How do scientists test hypotheses? Controlled experiments study the effect of independent variables on dependent variables. Independent variable: A condition that is manipulated, or changed, by a scientist. Effects are measured by changes in dependent variables. Dependent variable: observed and measured during an experiment. – Example: Testing medication to treat blood pressure. IV: medication dose, DV: blood pressure.

Controlled experiments Only one independent variable should be changed in an experiment. Other conditions must stay the same and are called constants. Controlled experiments must have a control group – everything is the same as the experimental groups but the independent variable is not manipulated. – Example: When testing blood pressure medication, control group receives none of the active ingredient. A large number of test subjects or trials is ideal.
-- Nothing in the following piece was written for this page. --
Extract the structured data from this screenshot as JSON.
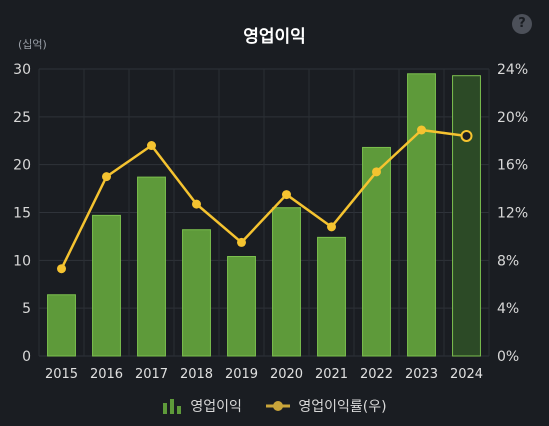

Other important science terms Inference: A conclusion reached on the basis of evidence and reasoning. (Ex: you make an inference when you use clues to figure something out). Law: A law that generalizes a body of observations. At the time it is made, no exceptions have been found to a law. It explains things but does not describe them; serves as the basis of scientific principles. (Ex: Law of Gravity, Newton’s Laws of motion). Theory: A proposed explanation for observations and experimental results that is supported by a wide range of evidence – may eventually be accepted by the scientific community. (Ex: Big Bang Theory, Evolution & Natural Selection) Principle: A concept based on scientific laws and axioms (rules assumed to be present, true, and valid) where general agreement is present. (Ex: Buoyancy Principle) Fact: An observation that has been repeatedly confirmed.